Case presentation: A 36-year-old female was referred by the gynecologist for evaluation of a worsening and unexplained thyrotoxicosis, diagnosed 11 weeks prior to her presentation to the emergency department with hematuria and urinary retention, caused by a pelvic mass. Her medical history is significant for endometriosis and a complete molar pregnancy, treated with two lines of chemotherapy (methotrexate and actinomycin D) eight years prior. Hormonal evaluation revealed a severe thyrotoxicosis (Table 1), previously not responding to a short course of thyrostatics (methimazole 30 mg daily) and later to therapy with corticosteroids (methylprednisolone 32 mg daily, tapered to 12 mg over 4 weeks). This treatment had been instituted as initially the presentation with a sore throat suggested a diagnosis of viral thyroiditis, especially in the absence of TSH-receptor and thyroid peroxidase antibodies and a normal thyroid ultrasound. Nevertheless, as her condition deteriorated, additional scintigraphic imaging revealed a homogenous high technetium uptake, which shifted the diagnosis back to antibody-negative Graves’ disease and methimazole was recommenced one week before referral. Further investigation identified the pelvic mass as malignant gestational trophoblastic disease (malignant GTD), characterized by high human chorionic gonadotropin (hCG) levels produced by syncytiotrophoblastic cells, that are monitored as key tumor marker to assess therapeutic efficacy. At high doses, hCG cross-reacts with the TSH receptor, causing hyperthyroidism with high isotope uptake, similar to Graves’. Initial hCG levels were only 6.769 IU/l, a level similar to those seen in the second month of pregnancy, but unexpectedly rose to >1.000.000 IU/l upon initiating chemotherapy. This paradoxical increase could be attributed to the “high-dose hook” effect, a phenomenon where extremely high analyte levels saturate both capture and detection antibodies in immunoassays, leading to falsely low or undetectable results. Diluting the prechemotherapy sample confirmed that hCG levels at diagnosis were much higher (hCG 2.883.000 IU/l). As chemotherapy progressed, hCG levels decreased, accompanied by an improvement in thyroid function and resolution of thyrotoxicosis (Table 1).

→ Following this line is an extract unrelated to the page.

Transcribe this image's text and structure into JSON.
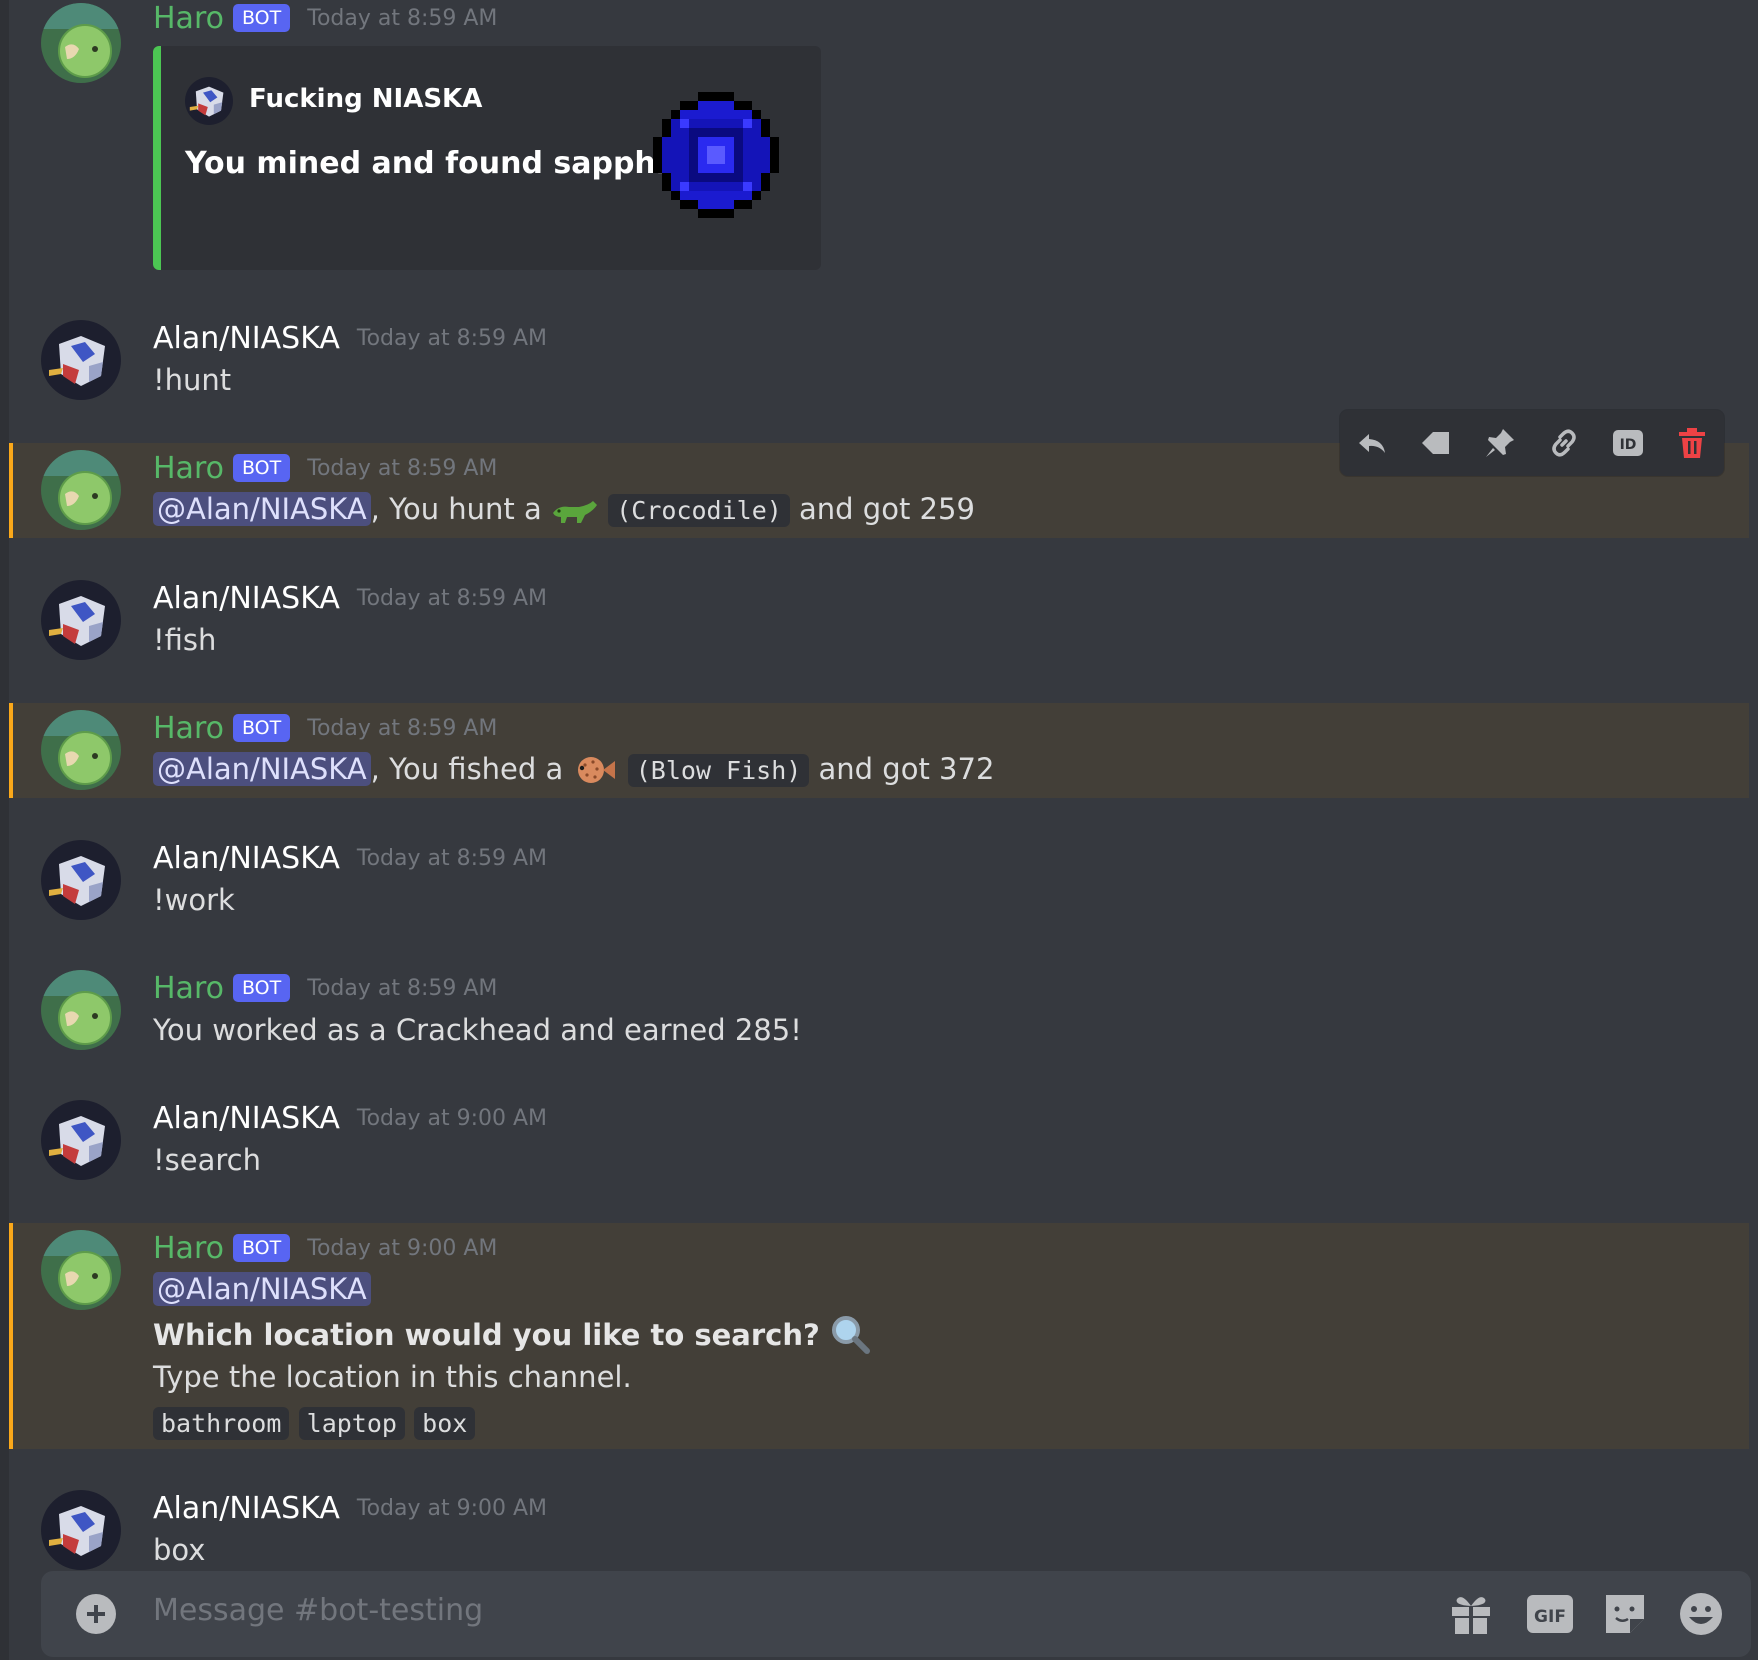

Table 1. Evolution of thyroid function tests over time (week 0 is at referral).

Conclusion: This case highlights the impact of hCG on thyroid function, attributable to its structural similarities to TSH, allowing hCG to weakly bind to TSH receptors and stimulate thyroid activity if present in high levels. Although rare, it might be worthwhile measuring hCG in cases of unexplained thyrotoxicosis. Furthermore, even when using current hCG immunoassays, in situations of clinically expected extremely elevated hCG levels, the high-dose hook effect must be considered, as it can lead to falsely low results. This phenomenon is critical to recognize when interpreting immunoassay results in similar clinical contexts.Table 1. Evolution of thyroid function tests over time (week 0 is at referral).As hCG levels decline, the thyroid function gradually improves so that ultimately methimazole can be discontinued while maintaining normalized thyroid function.Abbreviations: hCG: human chorionic gonadotropin. The initial undiluted hCG value (in parentheses) is affected by the high-dose hook effect; * same sample after dilution; Medrol: methylprednisolone; MMI: methimazole; T3: triiodothyronine (3.1-6.8); T4: thyroxine (11.9-21.6) ; TSH: thyroid-stimulating hormone (0.27-4.2).